また週刊朝日は『兜町に邱銘柄あり、この人が推奨すると、
株価があがる』と書いたので、
私はたちまちその道の権威ということになった。
私はたった200万円を元手にして成長株を買っていたが、
1年もたってみると、持っている株の時価が
5000万円にもなっていた。
今の5000万円ではなく、昭和30年代の5000万円であった。
200万円の借金を返済しても、
あとにビル一軒くらいは建てられる資金が残った。

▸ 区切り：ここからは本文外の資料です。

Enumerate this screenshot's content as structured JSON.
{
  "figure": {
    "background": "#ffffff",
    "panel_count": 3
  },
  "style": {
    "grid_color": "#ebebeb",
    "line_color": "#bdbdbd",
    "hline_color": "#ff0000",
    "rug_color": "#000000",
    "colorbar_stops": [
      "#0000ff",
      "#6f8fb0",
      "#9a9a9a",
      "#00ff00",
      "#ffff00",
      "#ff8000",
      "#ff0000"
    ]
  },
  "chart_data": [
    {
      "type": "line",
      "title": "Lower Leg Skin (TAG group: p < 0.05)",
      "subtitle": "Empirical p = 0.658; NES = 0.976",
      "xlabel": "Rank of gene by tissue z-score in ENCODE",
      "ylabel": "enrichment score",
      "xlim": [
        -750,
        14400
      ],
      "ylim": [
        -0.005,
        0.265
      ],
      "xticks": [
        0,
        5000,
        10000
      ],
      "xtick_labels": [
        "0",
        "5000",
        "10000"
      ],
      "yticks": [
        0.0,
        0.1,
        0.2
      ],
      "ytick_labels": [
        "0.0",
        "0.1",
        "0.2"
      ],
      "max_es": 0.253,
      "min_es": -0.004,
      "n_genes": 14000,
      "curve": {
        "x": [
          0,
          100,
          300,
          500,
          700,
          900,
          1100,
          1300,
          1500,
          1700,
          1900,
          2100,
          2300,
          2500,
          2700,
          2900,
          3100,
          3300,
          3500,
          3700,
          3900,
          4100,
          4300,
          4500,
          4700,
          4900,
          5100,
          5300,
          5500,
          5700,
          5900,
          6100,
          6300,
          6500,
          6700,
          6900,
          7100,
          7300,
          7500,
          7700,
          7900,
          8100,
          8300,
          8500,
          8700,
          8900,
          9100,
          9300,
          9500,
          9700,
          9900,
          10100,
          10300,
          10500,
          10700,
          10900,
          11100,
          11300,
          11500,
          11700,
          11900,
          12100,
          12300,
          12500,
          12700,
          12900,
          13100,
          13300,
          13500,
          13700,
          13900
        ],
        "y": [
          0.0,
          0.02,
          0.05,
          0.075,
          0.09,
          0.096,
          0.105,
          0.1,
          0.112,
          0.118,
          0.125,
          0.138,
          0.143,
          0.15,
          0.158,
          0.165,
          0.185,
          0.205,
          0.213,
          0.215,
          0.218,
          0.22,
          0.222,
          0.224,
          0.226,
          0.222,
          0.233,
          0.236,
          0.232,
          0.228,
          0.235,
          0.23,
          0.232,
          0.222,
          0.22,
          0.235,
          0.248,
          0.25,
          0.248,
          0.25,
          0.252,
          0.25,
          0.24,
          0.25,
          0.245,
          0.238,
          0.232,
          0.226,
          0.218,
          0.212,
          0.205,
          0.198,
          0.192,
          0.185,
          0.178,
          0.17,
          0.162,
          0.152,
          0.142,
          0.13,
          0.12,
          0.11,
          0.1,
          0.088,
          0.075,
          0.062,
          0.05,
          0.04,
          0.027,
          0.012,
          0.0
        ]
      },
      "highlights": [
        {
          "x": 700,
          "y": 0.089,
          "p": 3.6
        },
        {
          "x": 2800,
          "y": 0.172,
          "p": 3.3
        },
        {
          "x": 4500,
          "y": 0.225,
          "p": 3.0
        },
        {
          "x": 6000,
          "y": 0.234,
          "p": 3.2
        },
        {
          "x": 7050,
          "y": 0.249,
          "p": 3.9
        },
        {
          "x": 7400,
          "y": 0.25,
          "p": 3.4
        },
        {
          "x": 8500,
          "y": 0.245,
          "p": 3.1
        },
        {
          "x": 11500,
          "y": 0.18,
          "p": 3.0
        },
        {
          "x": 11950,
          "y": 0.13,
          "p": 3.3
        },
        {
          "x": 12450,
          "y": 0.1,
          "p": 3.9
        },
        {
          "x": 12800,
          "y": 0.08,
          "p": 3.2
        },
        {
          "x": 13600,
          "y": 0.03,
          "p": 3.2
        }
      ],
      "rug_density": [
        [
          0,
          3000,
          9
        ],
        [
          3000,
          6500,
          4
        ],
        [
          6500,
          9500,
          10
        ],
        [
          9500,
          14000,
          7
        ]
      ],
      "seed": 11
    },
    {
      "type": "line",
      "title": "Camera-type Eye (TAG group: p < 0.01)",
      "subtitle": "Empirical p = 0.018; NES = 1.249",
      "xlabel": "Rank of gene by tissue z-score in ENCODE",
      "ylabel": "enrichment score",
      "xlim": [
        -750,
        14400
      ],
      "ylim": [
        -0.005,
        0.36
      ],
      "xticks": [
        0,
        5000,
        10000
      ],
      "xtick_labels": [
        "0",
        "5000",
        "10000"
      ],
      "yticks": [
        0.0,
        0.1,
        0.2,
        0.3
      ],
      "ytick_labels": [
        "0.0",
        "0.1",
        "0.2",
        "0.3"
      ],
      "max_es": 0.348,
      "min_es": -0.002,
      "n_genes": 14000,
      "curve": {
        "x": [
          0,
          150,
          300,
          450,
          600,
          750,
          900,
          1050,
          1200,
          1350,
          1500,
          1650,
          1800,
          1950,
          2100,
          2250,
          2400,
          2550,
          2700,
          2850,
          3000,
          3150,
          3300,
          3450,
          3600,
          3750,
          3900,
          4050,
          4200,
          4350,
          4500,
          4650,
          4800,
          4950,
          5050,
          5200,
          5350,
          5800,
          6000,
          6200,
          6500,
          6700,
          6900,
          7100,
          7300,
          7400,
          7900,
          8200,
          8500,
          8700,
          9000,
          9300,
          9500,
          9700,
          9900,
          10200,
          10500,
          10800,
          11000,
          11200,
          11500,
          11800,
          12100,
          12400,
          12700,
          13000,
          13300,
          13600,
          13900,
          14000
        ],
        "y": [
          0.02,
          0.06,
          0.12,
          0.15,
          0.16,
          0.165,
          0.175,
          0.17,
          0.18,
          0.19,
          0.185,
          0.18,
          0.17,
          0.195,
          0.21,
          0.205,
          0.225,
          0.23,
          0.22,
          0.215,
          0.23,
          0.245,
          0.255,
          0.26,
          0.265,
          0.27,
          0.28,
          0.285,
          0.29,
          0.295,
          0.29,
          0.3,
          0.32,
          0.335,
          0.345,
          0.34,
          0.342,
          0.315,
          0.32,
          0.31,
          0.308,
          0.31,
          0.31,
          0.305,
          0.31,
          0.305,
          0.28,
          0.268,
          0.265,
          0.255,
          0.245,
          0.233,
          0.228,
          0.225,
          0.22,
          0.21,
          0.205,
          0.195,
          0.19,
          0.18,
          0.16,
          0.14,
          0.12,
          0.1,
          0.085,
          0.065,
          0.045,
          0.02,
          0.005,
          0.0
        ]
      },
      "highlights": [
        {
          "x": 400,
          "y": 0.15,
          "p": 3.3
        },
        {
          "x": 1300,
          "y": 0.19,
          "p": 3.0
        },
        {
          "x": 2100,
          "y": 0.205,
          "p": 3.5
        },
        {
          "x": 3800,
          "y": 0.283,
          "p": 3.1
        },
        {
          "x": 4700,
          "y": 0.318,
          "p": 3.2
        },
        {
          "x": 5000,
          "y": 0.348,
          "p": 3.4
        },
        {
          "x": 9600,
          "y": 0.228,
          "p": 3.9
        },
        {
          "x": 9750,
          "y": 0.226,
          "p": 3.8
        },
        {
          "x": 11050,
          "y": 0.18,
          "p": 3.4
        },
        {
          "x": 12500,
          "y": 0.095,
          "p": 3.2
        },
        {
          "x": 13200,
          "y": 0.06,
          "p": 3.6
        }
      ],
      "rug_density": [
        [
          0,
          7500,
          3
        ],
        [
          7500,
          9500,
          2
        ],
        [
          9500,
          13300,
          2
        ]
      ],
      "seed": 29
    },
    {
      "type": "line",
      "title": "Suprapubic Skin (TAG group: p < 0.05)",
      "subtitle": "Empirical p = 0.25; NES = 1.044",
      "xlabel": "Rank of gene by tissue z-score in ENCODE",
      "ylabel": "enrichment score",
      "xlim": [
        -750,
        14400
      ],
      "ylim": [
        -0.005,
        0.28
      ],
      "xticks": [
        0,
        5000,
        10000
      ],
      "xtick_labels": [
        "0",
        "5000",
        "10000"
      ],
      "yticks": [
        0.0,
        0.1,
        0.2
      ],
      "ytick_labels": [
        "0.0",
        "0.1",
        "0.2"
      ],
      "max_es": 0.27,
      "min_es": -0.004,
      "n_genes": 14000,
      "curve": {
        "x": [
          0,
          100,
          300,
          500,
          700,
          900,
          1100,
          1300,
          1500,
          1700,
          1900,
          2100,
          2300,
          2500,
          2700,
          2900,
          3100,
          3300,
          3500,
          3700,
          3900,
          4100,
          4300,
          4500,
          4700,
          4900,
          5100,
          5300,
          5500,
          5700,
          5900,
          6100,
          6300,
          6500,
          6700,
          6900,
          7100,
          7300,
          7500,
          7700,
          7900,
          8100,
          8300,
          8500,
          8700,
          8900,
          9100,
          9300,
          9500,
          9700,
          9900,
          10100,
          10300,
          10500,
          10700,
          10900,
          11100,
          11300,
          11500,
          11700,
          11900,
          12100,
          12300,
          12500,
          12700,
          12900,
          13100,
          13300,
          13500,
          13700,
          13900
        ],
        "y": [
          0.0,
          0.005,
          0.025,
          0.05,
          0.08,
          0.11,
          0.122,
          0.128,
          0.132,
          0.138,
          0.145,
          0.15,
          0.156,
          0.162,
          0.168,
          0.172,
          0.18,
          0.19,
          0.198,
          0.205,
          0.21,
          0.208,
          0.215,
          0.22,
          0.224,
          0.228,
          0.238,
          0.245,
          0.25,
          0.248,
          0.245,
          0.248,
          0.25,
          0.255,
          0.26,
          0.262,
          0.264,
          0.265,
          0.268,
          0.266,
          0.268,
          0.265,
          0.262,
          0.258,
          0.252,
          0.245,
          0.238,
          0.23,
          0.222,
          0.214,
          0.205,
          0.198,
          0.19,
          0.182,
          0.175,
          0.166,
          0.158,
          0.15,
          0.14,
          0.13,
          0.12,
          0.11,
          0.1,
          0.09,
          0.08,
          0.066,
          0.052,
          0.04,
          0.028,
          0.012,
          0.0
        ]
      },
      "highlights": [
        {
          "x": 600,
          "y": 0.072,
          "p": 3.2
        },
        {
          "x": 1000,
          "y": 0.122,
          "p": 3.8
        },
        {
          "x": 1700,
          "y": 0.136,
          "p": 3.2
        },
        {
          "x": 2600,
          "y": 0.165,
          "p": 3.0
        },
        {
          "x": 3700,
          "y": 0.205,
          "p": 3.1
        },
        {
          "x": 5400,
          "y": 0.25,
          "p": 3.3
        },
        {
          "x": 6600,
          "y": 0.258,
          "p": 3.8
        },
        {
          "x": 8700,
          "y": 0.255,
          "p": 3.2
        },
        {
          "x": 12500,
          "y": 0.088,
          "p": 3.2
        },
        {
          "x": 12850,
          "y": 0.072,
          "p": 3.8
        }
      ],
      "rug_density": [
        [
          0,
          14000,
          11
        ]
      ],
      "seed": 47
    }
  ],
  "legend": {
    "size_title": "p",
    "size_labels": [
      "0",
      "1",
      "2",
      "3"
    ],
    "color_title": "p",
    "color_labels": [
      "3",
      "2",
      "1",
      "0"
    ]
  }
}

」
(『金儲け・発想の原点』)
これだけ儲けさせてくれる株を邱さんは追い続けようとしますが、
奥さんが邱さんの熱を冷やす側にまわり、
儲けたお金で「不動産」、
とくに「定期的に収入の入る不動産」を持つことを
強く主張するようになります。
「うちの女房は 、私が株の話を雑誌に書きはじめた頃、
それまで小説を書くことに
夢中になっていた私ばかり見ていたので、
私が方向転換をして、こともあろうに株の話をはじめても、
亭主の株談義など一切信用しようとしなかった。
ところが世間のほうが信用して、新聞記者は来るし、
読者から手紙が舞い込んでくる。
『この調子ならあるいは本物かもしれないわね』と
漸く気がつき、
『では少々、小手調べに株でも買ってみようかしら』と
私の推奨する株を買ったところ、
2年間で元手が6倍になった。
もともと小さい元手だから6倍になっても大したことはないが、
主婦の小遣いとしては目のさめるような金額である。
そのことを、香港の親のところへ自慢半分に報告に及んだらしい。
女房のオヤジは香港の商人で、株なども手がけたことがあるから、
『あまり調子に乗って深入りしないように、
株はいいときはいいが、
悪くなると手がつけられないくらい悪くなる。
だから早々に後退しなさい』
と戒めの手紙が来たらしい。
女房は孝行者で親の言うことはよくきく方だから、
毎日のように私に
『株を売って不動産を買いましょう』とネジを巻くようになった。
もともと私は不動産が嫌いというわけではなかった。
(略)女房の懇望していることを無下に退けても
家庭争議のもとになるし、
もともと不動産をかうことに反対なわけでもない。
(略)そう思ったので、
女房の意見に従ってビルを建てることにした。」(同上)
なんでも邱さんが建てたビルは
その頃の日興證券のコマーシャルにちなんで
マネービルと名づけたそうですが
渋谷の東急本社の隣の路地に面したところだったとのことです。
この渋谷の東急本社は数年前撤去され、
その跡地に最近「セルリアンタワー東急ホテル」ができていますね。
邱さんが建てたビルは地下1階、地上4階の
小さなビルだったそうですが、
今このホテルが建っているあたりだったのですかね。